I have been looking at the Fluval 306 and the Eheim 2213. Which of these two would you recommend? Or would you point me in an entirely different direction (similar price point please)? The biggest difference I notice is the Fluval advertises a flow rate of 303 GPH and the Eheim is 116 GPH. This seems like a very significant difference to me yet the Fluval is rated for 70 gallon aquariums and the Eheim for 65. 
The tank I will be using it on is a 50 gallon tropical community aquarium. Thanks in advance for any advice.


----------



## TBemba (Jan 11, 2010)

I'm a little out of the loop, not having had fresh water in some time. But eheim was my canister of choice. Flow is lower but design better and never had an issue. You do need to figure out how to seal them and prime them properly. But there maybe something that's changed in the 5 or so years since I have been active. Boxing Day is the day to get one. Big thing is maintenance on them.


----------



## Reis (Nov 15, 2011)

I have owned many brands of canisters and I can say the top two are eheim and fluval for me right now. Again this all comes down to personal preference and use. 

Eheim (classic) hasn't changed their canisters in a long time. I personally don't like eheims connections and their basket method of holding all the media together. I feel like it takes double the time to separate, clean and restock the eheim classic filters. Oh also priming it sucks...lol 
All in all I'd only get a classic if it's on sale or you're getting it cheap. 

Eheim Pro on the other hand is what all eheim filters should be. The Pro G65 has a powerful motor , amazing flow and doesn't seem to get clogged or reduce flow rate as much as I found in other filters. It's a one button push to release the intake and out take so it makes it easier to remove and clean. It's all compartments so it's easy to store and clean media. Also priming isn't too bad with the Pro. All in all I love the pros but the price isn't too wallet friendly (try and find deals)

Fluval - Fluval has stepped up big in the past few years by putting out an all around great canister filter. I own a couple and I can say that they're awesome, great flow rate, has multiple media baskets for easy change, also super easy to clean and remove. Only issue I find is that the quality of motors (mechanical) isn't as smooth operating as my eheims. But when you're paying half the price.... i can accept that lol
All in all fluvals are super user friendly and have an amazing flow rate. The trick to fluvals is getting them on black Friday or boxing day at petsmart. They're half price.
(If I were you'd I'd get a 406 on boxing day at petsmart, gonna be your best bang per buck and you'll be super happy)

A notable to look into, is the cobalt canister. I've heard good things but not sure if they make one big enough yet. 

Cheers


----------



## Fijidevil (Dec 7, 2010)

Eheim is the way to go as I have 6 Eheims running 2213, 2215, 2217 & Pro 3.
They are very reliable and I compare them to Aquaclear hang on filters that run and run, kinda messy to clean at times but the 2213 has internal basket and so does the Pro models.
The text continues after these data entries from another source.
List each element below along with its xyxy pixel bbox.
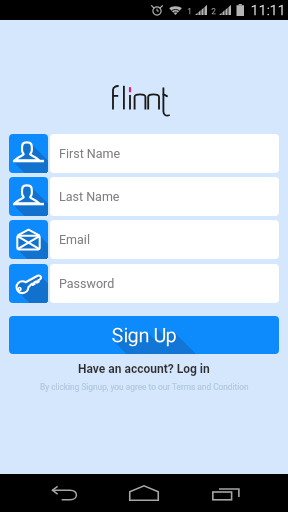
button[interactable]: Last Name	[9, 177, 48, 216]
button[interactable]: Password	[9, 264, 48, 303]
button[interactable]: Password	[50, 264, 279, 303]
button[interactable]	[9, 316, 279, 354]
staticText: Last Name	[59, 189, 120, 204]
staticText: First Name	[59, 146, 121, 161]
staticText: Email	[59, 232, 90, 247]
button[interactable]: First Name	[50, 134, 279, 173]
button[interactable]: Last Name	[50, 177, 279, 216]
button[interactable]: Recent apps	[181, 474, 288, 512]
button[interactable]: Email	[50, 220, 279, 259]
staticText: Password	[59, 276, 115, 291]
button[interactable]: First Name	[9, 134, 48, 173]
button[interactable]: Home	[107, 474, 181, 512]
button[interactable]: Email	[9, 220, 48, 259]
button[interactable]: Back	[0, 474, 107, 512]
button[interactable]: Have an account? Log in	[72, 360, 216, 378]
staticText: By clicking Signup, you agree to our Ter…	[40, 382, 249, 392]
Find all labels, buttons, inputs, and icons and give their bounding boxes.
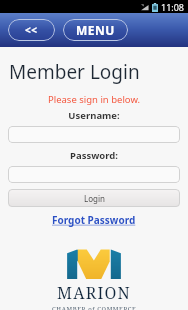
staticText: << [25, 23, 38, 37]
button[interactable]: MENU [63, 19, 128, 41]
button[interactable]: Text field [8, 166, 180, 183]
staticText: Please sign in below. [0, 93, 188, 106]
button[interactable]: Text field [8, 126, 180, 143]
button[interactable]: Forgot Password [52, 213, 136, 227]
staticText: Username: [0, 109, 188, 122]
staticText: Login [84, 193, 105, 204]
staticText: CHAMBER of COMMERCE [52, 305, 137, 310]
staticText: Member Login [9, 59, 140, 85]
button[interactable]: Back [8, 19, 55, 41]
staticText: Password: [0, 149, 188, 162]
button[interactable]: Login [8, 189, 180, 207]
staticText: Forgot Password [52, 213, 136, 227]
staticText: MENU [76, 22, 115, 38]
staticText: 11:08 [161, 1, 185, 13]
staticText: MARION [57, 282, 131, 304]
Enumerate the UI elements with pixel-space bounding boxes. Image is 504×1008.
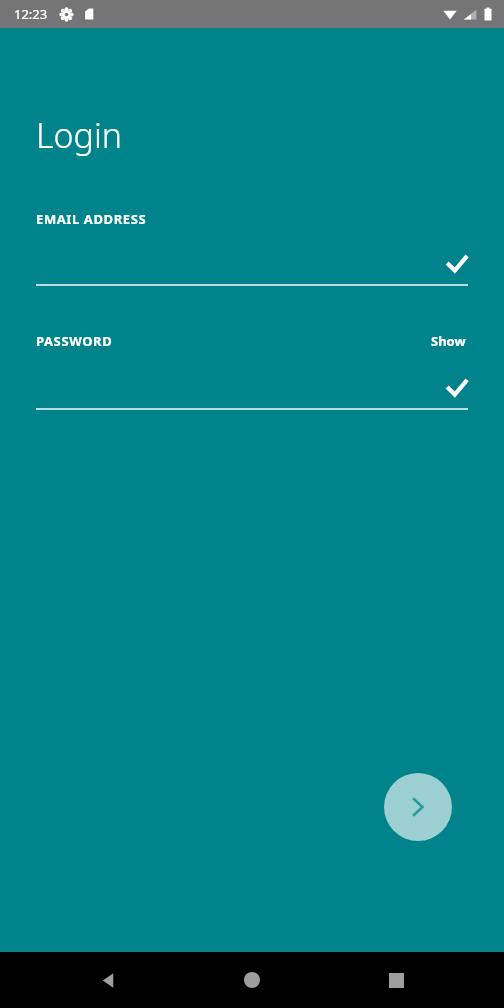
button[interactable]: Show (429, 330, 468, 352)
button[interactable] (36, 368, 468, 408)
staticText: EMAIL ADDRESS (36, 210, 147, 228)
staticText: 12:23 (14, 5, 48, 23)
button[interactable]: Home (228, 956, 276, 1004)
staticText: Show (431, 332, 466, 350)
staticText: PASSWORD (36, 332, 113, 350)
button[interactable]: Back (84, 956, 132, 1004)
staticText: Login (36, 112, 123, 158)
button[interactable] (36, 244, 468, 284)
button[interactable]: Continue (384, 773, 452, 841)
button[interactable]: Recent apps (372, 956, 420, 1004)
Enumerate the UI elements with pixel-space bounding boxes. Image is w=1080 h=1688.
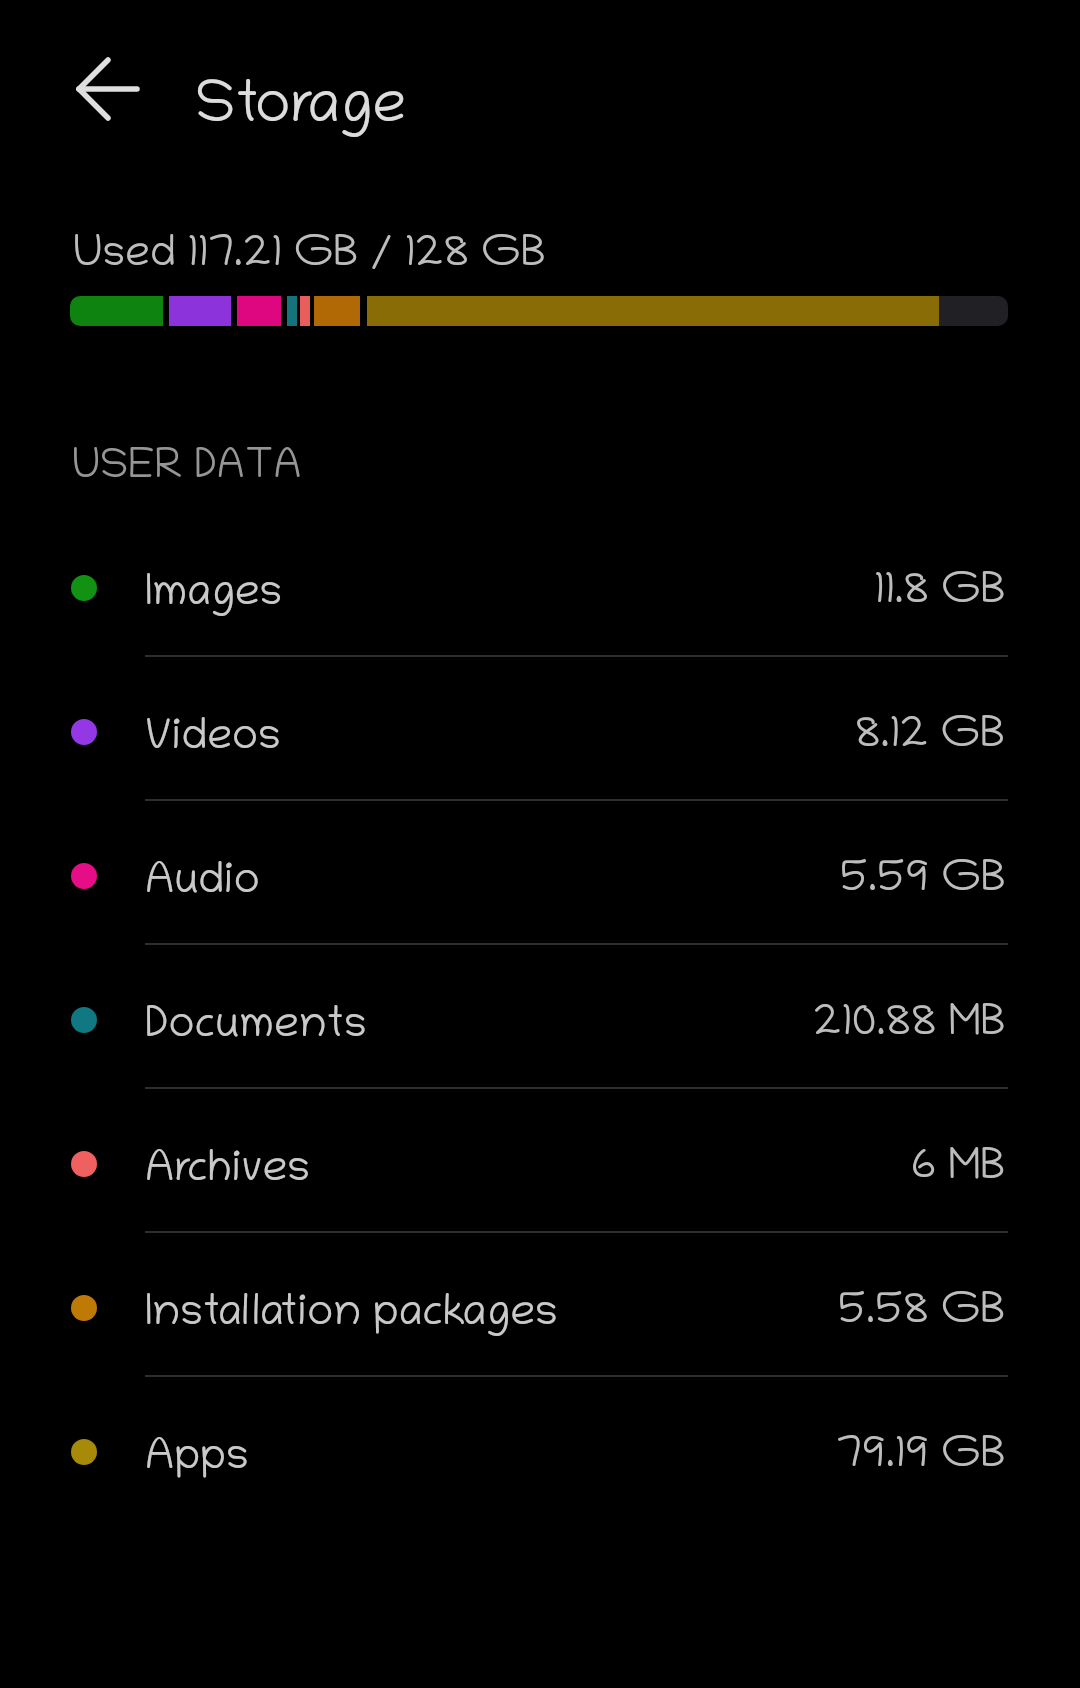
staticText: 5.58 GB — [838, 1290, 1006, 1338]
button[interactable]: Apps — [0, 1380, 1080, 1524]
staticText: 79.19 GB — [836, 1434, 1006, 1482]
staticText: 5.59 GB — [840, 858, 1006, 906]
staticText: Archives — [145, 1148, 310, 1196]
button[interactable]: Audio — [0, 804, 1080, 948]
staticText: Videos — [145, 716, 281, 764]
staticText: 8.12 GB — [855, 714, 1006, 762]
button[interactable]: Installation packages — [0, 1236, 1080, 1380]
staticText: Documents — [145, 1004, 367, 1052]
staticText: Apps — [145, 1436, 249, 1484]
staticText: Images — [145, 572, 283, 620]
staticText: Storage — [195, 77, 407, 143]
staticText: Installation packages — [145, 1292, 558, 1340]
button[interactable]: Images — [0, 516, 1080, 660]
staticText: Audio — [145, 860, 260, 908]
staticText: USER DATA — [72, 446, 302, 492]
button[interactable]: Archives — [0, 1092, 1080, 1236]
staticText: 11.8 GB — [874, 570, 1006, 618]
staticText: 210.88 MB — [813, 1002, 1006, 1050]
staticText: 6 MB — [911, 1146, 1006, 1194]
button[interactable]: Videos — [0, 660, 1080, 804]
button[interactable]: Documents — [0, 948, 1080, 1092]
button[interactable] — [56, 46, 142, 132]
staticText: Used 117.21 GB / 128 GB — [73, 233, 546, 281]
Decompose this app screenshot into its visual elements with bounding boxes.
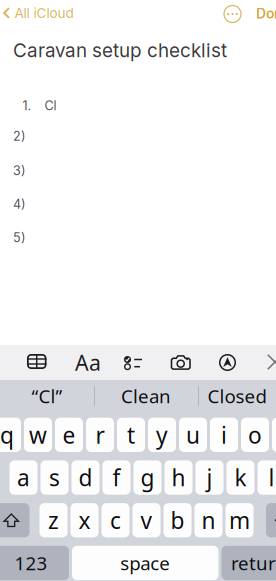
staticText: h [172, 462, 186, 493]
staticText: u [186, 420, 200, 450]
button[interactable]: All iCloud [0, 2, 82, 24]
staticText: space [120, 551, 170, 575]
staticText: e [62, 420, 76, 450]
button[interactable]: p [272, 418, 276, 452]
button[interactable]: o [241, 418, 269, 452]
staticText: Aa [75, 348, 101, 377]
staticText: 3) [13, 163, 26, 178]
button[interactable]: c [102, 503, 130, 537]
button[interactable]: d [72, 460, 100, 495]
staticText: m [229, 505, 250, 535]
button[interactable]: e [55, 418, 83, 452]
staticText: f [112, 462, 120, 493]
button[interactable]: Hide keyboard [267, 354, 276, 370]
staticText: Closed [208, 384, 266, 408]
button[interactable]: b [164, 503, 192, 537]
button[interactable]: Done [256, 4, 276, 23]
staticText: k [234, 462, 246, 493]
button[interactable]: y [148, 418, 176, 452]
button[interactable]: 123 [0, 546, 69, 580]
button[interactable]: h [164, 460, 192, 495]
button[interactable]: k [226, 460, 254, 495]
staticText: 1. [22, 98, 32, 113]
button[interactable]: Camera [171, 355, 190, 370]
button[interactable]: Table [27, 354, 46, 369]
button[interactable]: Markup [219, 354, 236, 371]
staticText: return [231, 551, 276, 575]
staticText: w [29, 420, 47, 450]
button[interactable]: i [210, 418, 238, 452]
button[interactable]: s [40, 460, 68, 495]
staticText: b [170, 505, 184, 535]
staticText: a [17, 462, 30, 493]
staticText: o [248, 420, 262, 450]
button[interactable]: t [117, 418, 145, 452]
staticText: Caravan setup checklist [13, 39, 227, 62]
staticText: q [0, 420, 14, 450]
staticText: v [140, 505, 152, 535]
button[interactable]: w [24, 418, 52, 452]
staticText: Cl [44, 98, 56, 113]
staticText: 123 [14, 551, 48, 575]
button[interactable]: More [224, 6, 241, 22]
staticText: t [127, 420, 135, 450]
button[interactable]: f [102, 460, 130, 495]
staticText: r [96, 420, 104, 450]
staticText: 2) [13, 128, 26, 144]
staticText: Done [256, 5, 276, 22]
button[interactable]: Clean [94, 380, 198, 412]
button[interactable]: Shift [0, 503, 30, 537]
staticText: “Cl” [32, 384, 62, 408]
staticText: s [49, 462, 60, 493]
staticText: c [110, 505, 121, 535]
button[interactable]: Checklist [124, 355, 142, 370]
button[interactable]: q [0, 418, 21, 452]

The cost is more expensive but worth it as I have had to only replace the impeller from wearing out on a used canister that I bought & used for 8 years. I have used several Fluval models 304, 305 & 405 as I had issues with the hoses coming off, the quick release mechanism breaking and priming not working and countless hour trying to restart after cleaning so I could not get rid off them fast enough. The Fluval flow rate is at least 2x more powerful but the slow flow rate on the eheim still does a better job of cleaning the bio load on the tanks. Just my 2 cents or in this case nickels worth.

Happy Boxing Day Shopping


----------



## Bullet (Apr 19, 2014)

As other members have posted, if you are looking to do a switch out on filters then this should be a good time to grab some Boxing day sales 

I have used Eheim "classic" series (2213 and 2215) for many years and I have found them to be reliable, easy to start and do a good job. I actually run smaller size HOBs in conjunction with my 2213 and 2215. I find that the combination of filters allow me to mix up my flow rates and the cleaning protocol is easy to manage as I rotate the schedule. I like to "over" filter because I "over" stock ! 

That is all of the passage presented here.